Из тумана то появлялся остров в бушующем море, то исчезал.
Остаюсь.
Остаюсь.
ПИСЬМА НА РОДИНУ
Смиренная жизнь
Дорогая Хироко!
И прошедшей ночью мне ничего не снилось… Да и спал ли я, или это было уже Небытие… Открыв глаза, я видел все ту же свечу и слышал все то же: перестук колес и ветра шум… Мое путешествие в вашу печальную страну все никак не завершится…
…И здесь, в России, я не в силах расстаться с чувствами, пленившими меня…
…Моя душа как будто была в поисках красоты и добра. Иначе чем я заслужил
Сюда, в далекую японскую деревню, я добрался уже в сумерках. Шум ветра, усталость не давали мне заснуть. Я лежал на полу, в изголовье стояла маленькая лампа — стекло старое, с пузырьками. Постель брошена на циновку. Циновка жесткая, холодная, гладкая, как стекло. Три тяжелых одеяла на мне. Прижат к полу.
Я почему-то подумал о войне, и мне явились картины незнакомой жизни…
Дети на траве… то ли из прошедшего, а может быть, из будущего…
Дети на траве. Женщина на скамейке с ребенком. Чьи-то дети… Женщина в белом барском платье у старого русского деревянного дома.
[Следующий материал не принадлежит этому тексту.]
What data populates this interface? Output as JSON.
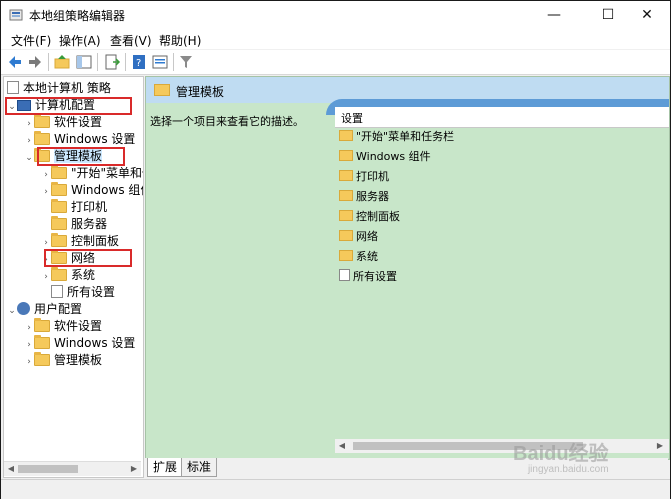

Чьи-то мамы… чьи-то дети…
Женщина упала в траву, как уставшее облако. Лето теплое… лето тихое. Далекие голоса счастливых людей. Облака. То ли ночные… или уже утро? Я спал. Я спал — это был сон, но как-то очень отчетливо и подробно я видел, как в маленькую комнату с низеньким потолком входят один за другим пятеро стариков. Почему-то не вижу в деталях, как они одеты. Они садятся на циновки кругом. В центре на белой тряпочке лежит мокрый журавль с черными и красными пятнами на крыльях… Журавль тяжело отрывает голову от циновки, веки его открываются, он смотрит на входящих людей и роняет голову на пол. Он пытается расправить неудобно сложенное крыло, он пытается приподняться, но все тщетно. Старик в больших тяжелых очках наклоняется и чуть заметным движением расправляет крыло. Птица приоткрывает клюв, будто желает что-то сказать, двигает язычком… Старики молча стоят на коленях вокруг птицы. Смотрят на нее. Вот они замечают меня, жестами предупреждают об осторожности, я сажусь за спиной одного из них. Птица тяжело дышит. Старики молчат.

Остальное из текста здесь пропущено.